Op het uitgangspunt dat in het belang van een goede rechtspleging duidelijkheid moet bestaan over het tijdstip waarop een termijn voor het aanwenden van een rechtsmiddel aanvangt en eindigt, en dat aan rechtsmiddeltermijnen strikt de hand moet worden gehouden, kan slechts onder bijzondere omstandigheden een uitzondering worden gemaakt. Het is aan klager om bijzondere omstandigheden aan te voeren op grond waarvan de termijnoverschrijding verschoonbaar is te achten.

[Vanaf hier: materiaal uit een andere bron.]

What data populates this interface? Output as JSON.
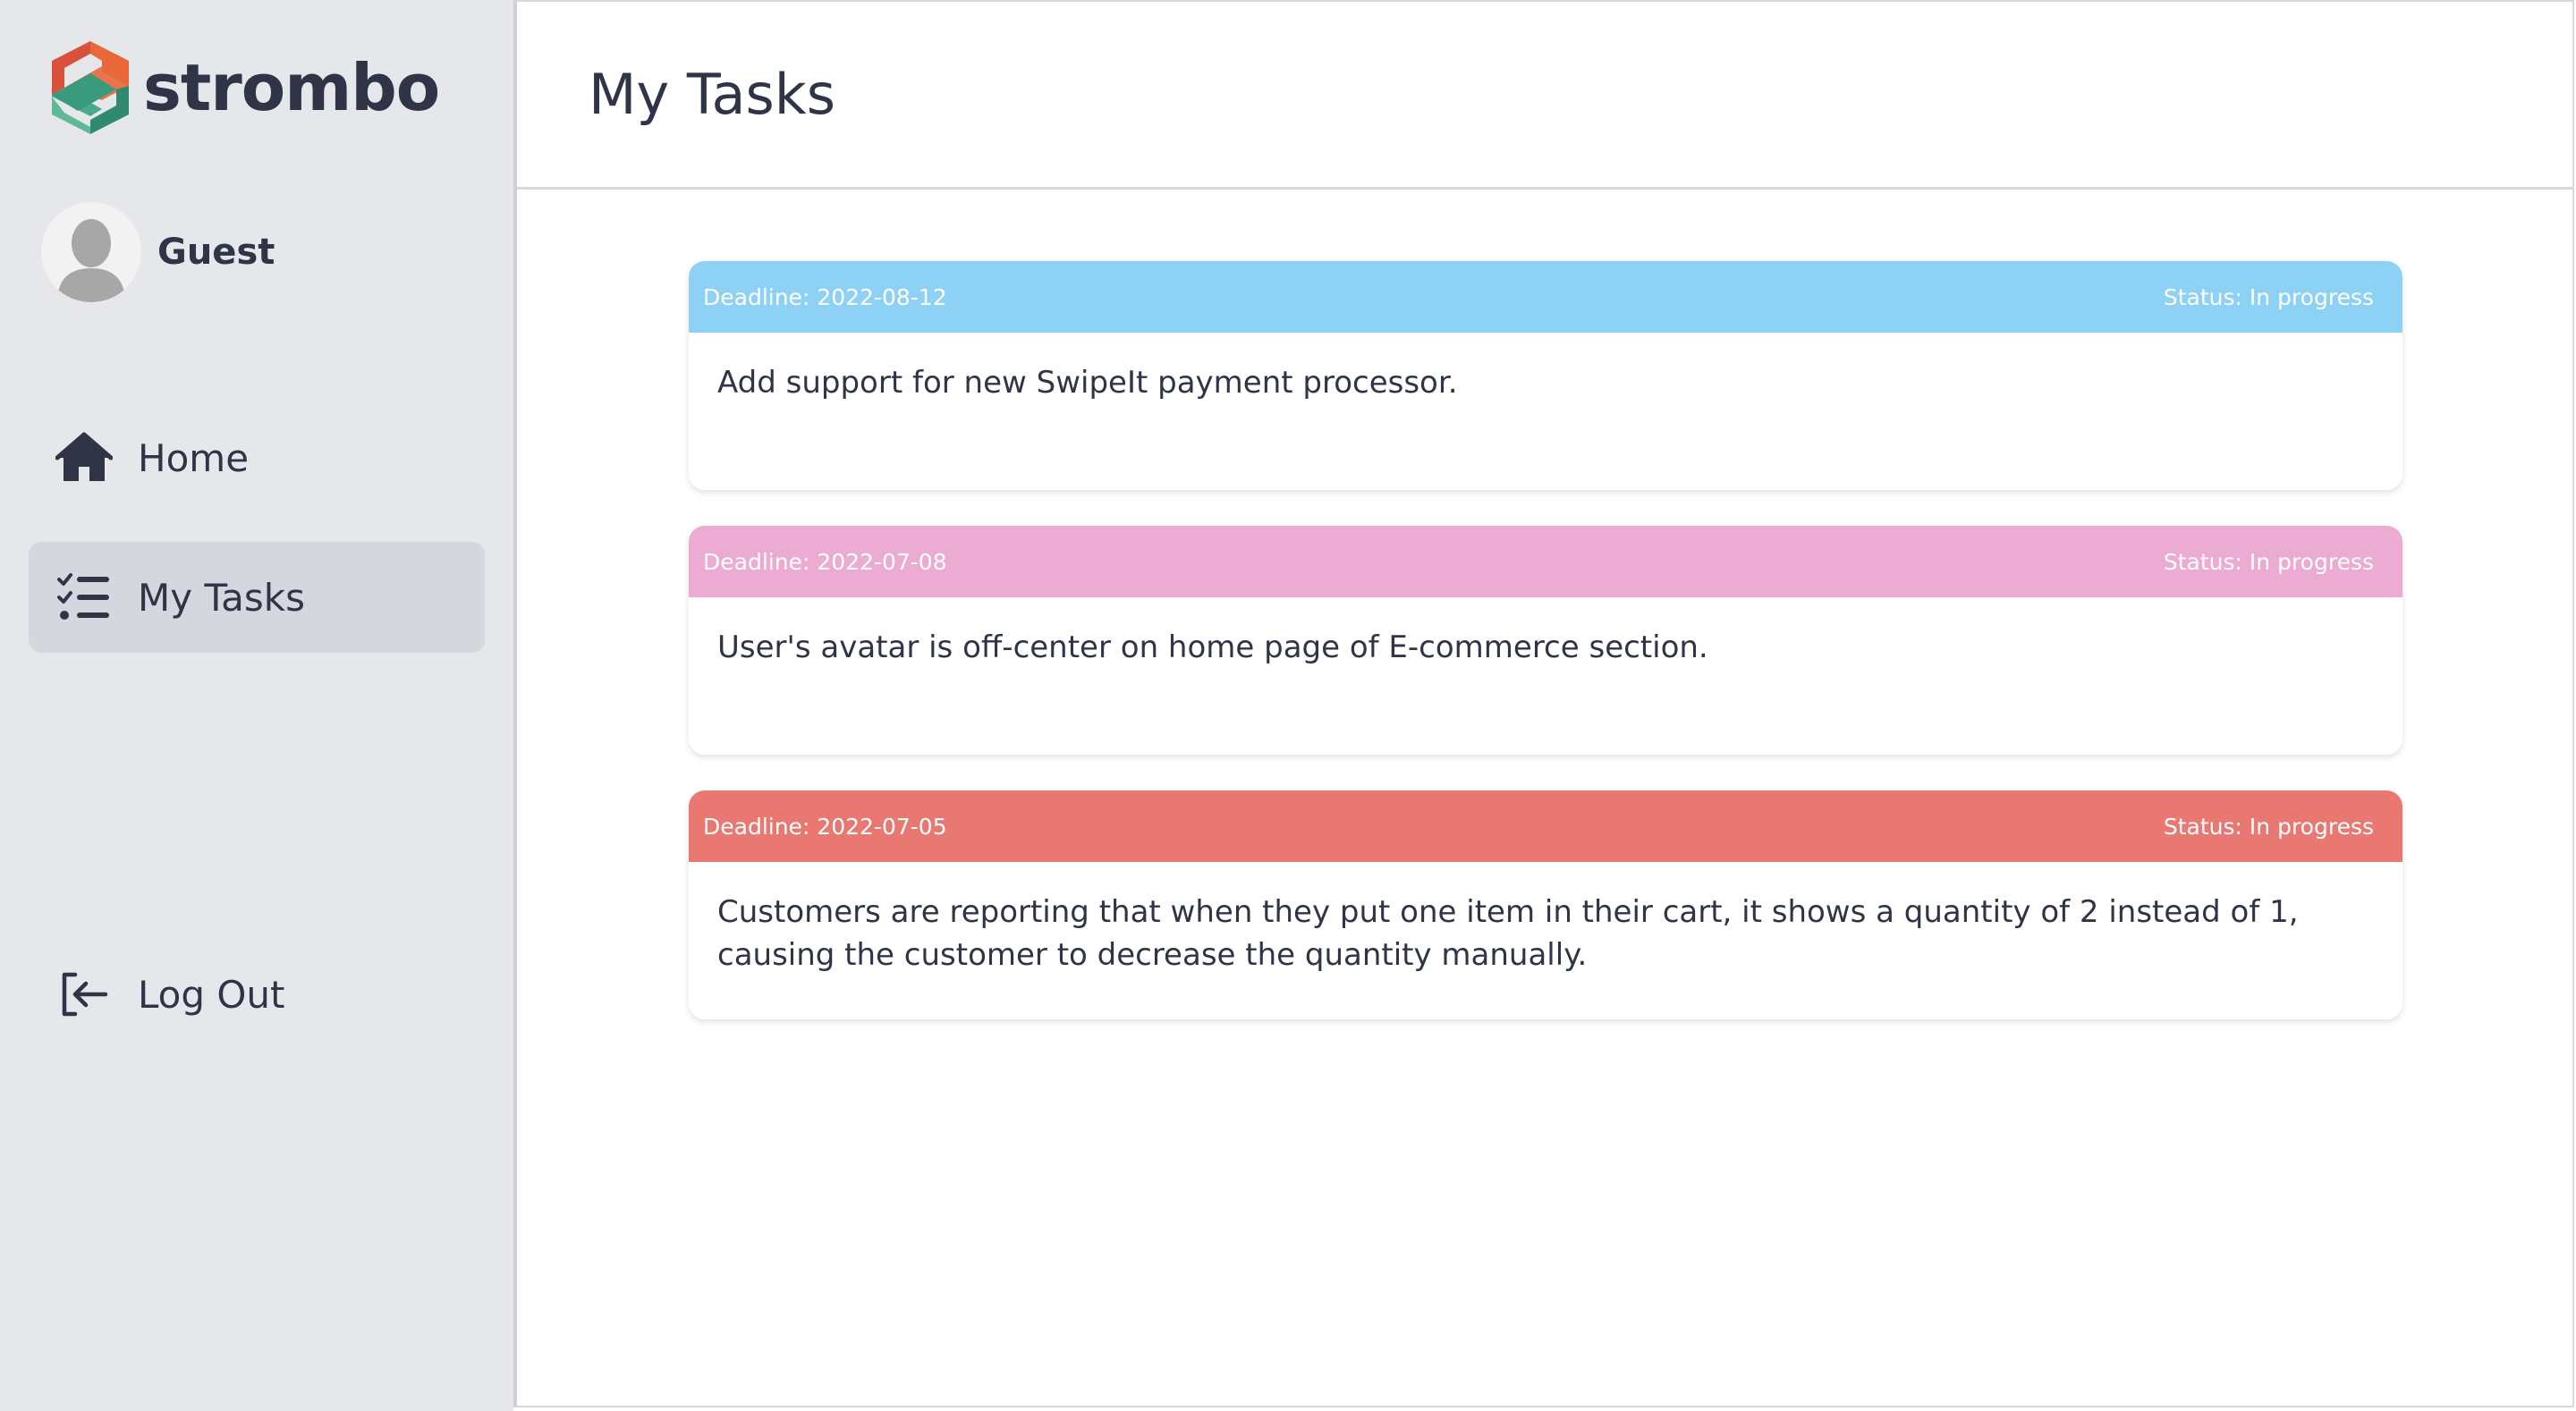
{
  "brand": {
    "name": "strombo"
  },
  "user": {
    "name": "Guest"
  },
  "nav": {
    "home": "Home",
    "tasks": "My Tasks",
    "logout": "Log Out"
  },
  "page": {
    "title": "My Tasks"
  },
  "tasks": [
    {
      "deadline": "Deadline: 2022-08-12",
      "status": "Status: In progress",
      "description": "Add support for new SwipeIt payment processor.",
      "color": "#8dd1f4"
    },
    {
      "deadline": "Deadline: 2022-07-08",
      "status": "Status: In progress",
      "description": "User's avatar is off-center on home page of E-commerce section.",
      "color": "#ebabd2"
    },
    {
      "deadline": "Deadline: 2022-07-05",
      "status": "Status: In progress",
      "description": "Customers are reporting that when they put one item in their cart, it shows a quantity of 2 instead of 1, causing the customer to decrease the quantity manually.",
      "color": "#e97873"
    }
  ],
  "icons": {
    "logo": "strombo-logo-icon",
    "avatar": "user-avatar-icon",
    "home": "home-icon",
    "tasks": "task-list-icon",
    "logout": "logout-icon"
  },
  "colors": {
    "sidebar": "#e5e7eb",
    "active_nav": "#d4d7dd",
    "text": "#2f3547"
  }
}
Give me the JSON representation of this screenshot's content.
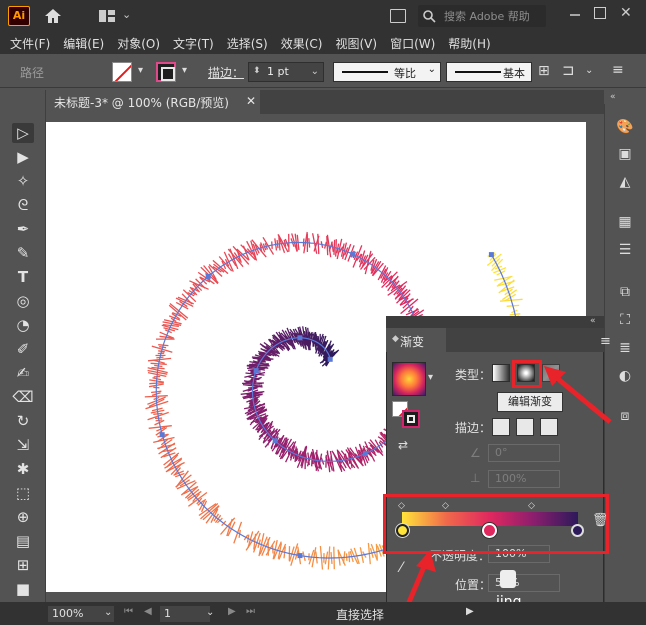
{
  "app": {
    "logo": "Ai"
  },
  "search": {
    "placeholder": "搜索 Adobe 帮助"
  },
  "menus": [
    "文件(F)",
    "编辑(E)",
    "对象(O)",
    "文字(T)",
    "选择(S)",
    "效果(C)",
    "视图(V)",
    "窗口(W)",
    "帮助(H)"
  ],
  "control": {
    "selection_type": "路径",
    "stroke_label": "描边：",
    "stroke_weight": "1 pt",
    "profile": "等比",
    "brush": "基本"
  },
  "document": {
    "tab_title": "未标题-3* @ 100% (RGB/预览)"
  },
  "gradient_panel": {
    "title": "渐变",
    "type_label": "类型：",
    "edit_gradient_tooltip": "编辑渐变",
    "stroke_label": "描边：",
    "angle": "0°",
    "aspect_ratio": "100%",
    "opacity_label": "不透明度：",
    "opacity": "100%",
    "position_label": "位置：",
    "position": "50%",
    "watermark": "jing",
    "stops": [
      "#ffe43a",
      "#e0285f",
      "#2c1a5a"
    ]
  },
  "status": {
    "zoom": "100%",
    "page": "1",
    "tool": "直接选择"
  },
  "colors": {
    "highlight": "#e8232a",
    "accent_logo": "#ff9a00"
  }
}
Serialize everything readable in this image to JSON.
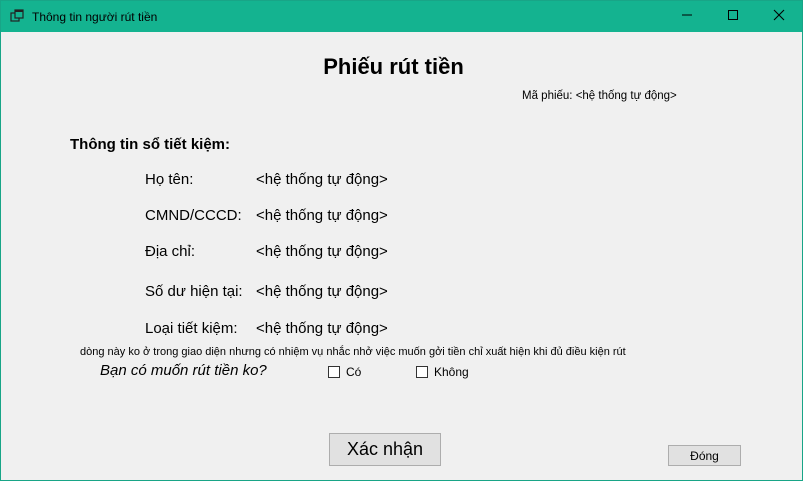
{
  "window": {
    "title": "Thông tin người rút tiền",
    "accent_color": "#14b390",
    "controls": [
      "minimize-icon",
      "maximize-icon",
      "close-icon"
    ]
  },
  "form": {
    "heading": "Phiếu rút tiền",
    "code_label": "Mã phiếu: <hệ thống tự động>",
    "section_title": "Thông tin sổ tiết kiệm:",
    "fields": [
      {
        "label": "Họ tên:",
        "value": "<hệ thống tự động>"
      },
      {
        "label": "CMND/CCCD:",
        "value": "<hệ thống tự động>"
      },
      {
        "label": "Địa chỉ:",
        "value": "<hệ thống tự động>"
      },
      {
        "label": "Số dư hiện tại:",
        "value": "<hệ thống tự động>"
      },
      {
        "label": "Loại tiết kiệm:",
        "value": "<hệ thống tự động>"
      }
    ],
    "note": "dòng này ko ở trong giao diện nhưng có nhiệm vụ nhắc nhở việc muốn gởi tiền chỉ xuất hiện khi đủ điều kiện rút",
    "question": "Bạn có muốn rút tiền ko?",
    "options": [
      {
        "label": "Có",
        "checked": false
      },
      {
        "label": "Không",
        "checked": false
      }
    ]
  },
  "buttons": {
    "confirm": "Xác nhận",
    "close": "Đóng"
  }
}
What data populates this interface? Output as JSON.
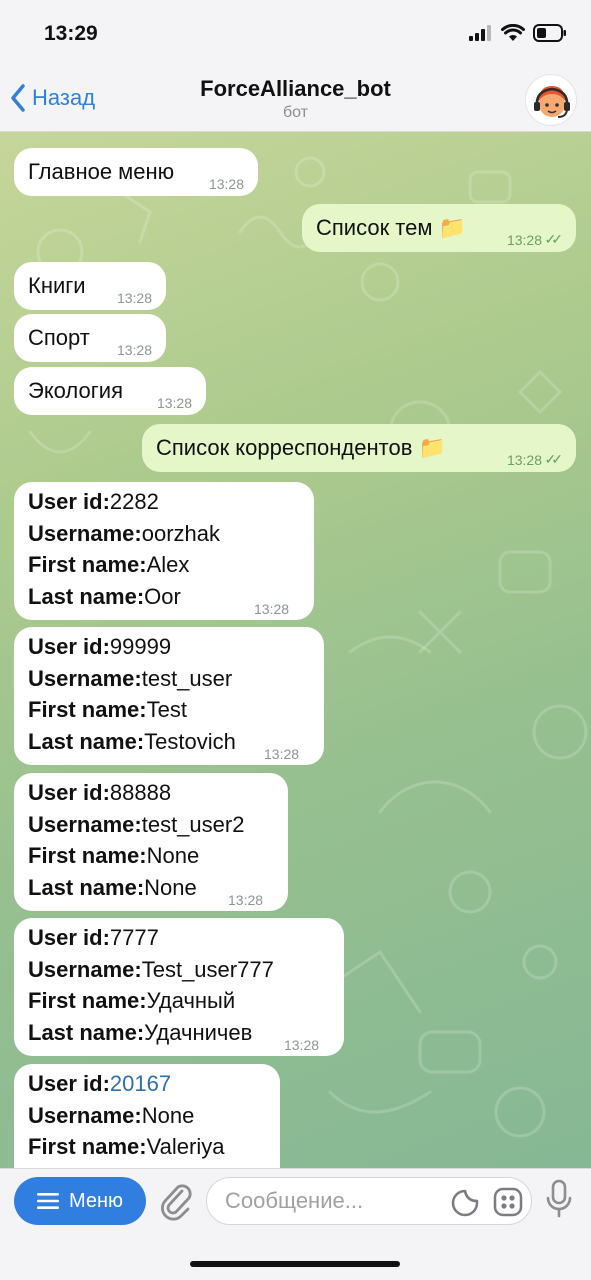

Klager heeft in zijn aanvullend beroepschrift het navolgende meegedeeld. “Mijn beroep heb ik ingesteld binnen de daarvoor aangewezen termijn, maar de Post beperkte op 30 december de dienstverlening en sloot de brievenbussen af. Vandaar dat mijn schrijven u pas enkele dagen later bereikte.”
Hetgeen door klager is aangevoerd, acht het hof onvoldoende om de termijnoverschrijding verschoonbaar te achten. Niet valt in te zien waarom klager er niet voor had kunnen zorgdragen dat het beroepschrift binnen de beroepstermijn bij het hof zou inkomen, te meer omdat het beroepschrift van klager gedateerd is 27 december 2016.
3.4.
Op grond van het bovenstaande moet worden geoordeeld dat klager niet-ontvankelijk is in zijn hoger beroep.
3.5.
Het hiervoor overwogene leidt tot de volgende beslissing.

4.De beslissing

Het hof:
- verklaart klager niet-ontvankelijk in zijn hoger beroep tegen de beslissing van de kamer van 2 december 2016.
Deze beslissing is gegeven door mrs. A.D.R.M. Boumans, C.H.M. van Altena en M. Bijkerk en in het openbaar uitgesproken op 6 juni 2017 door de rolraadsheer.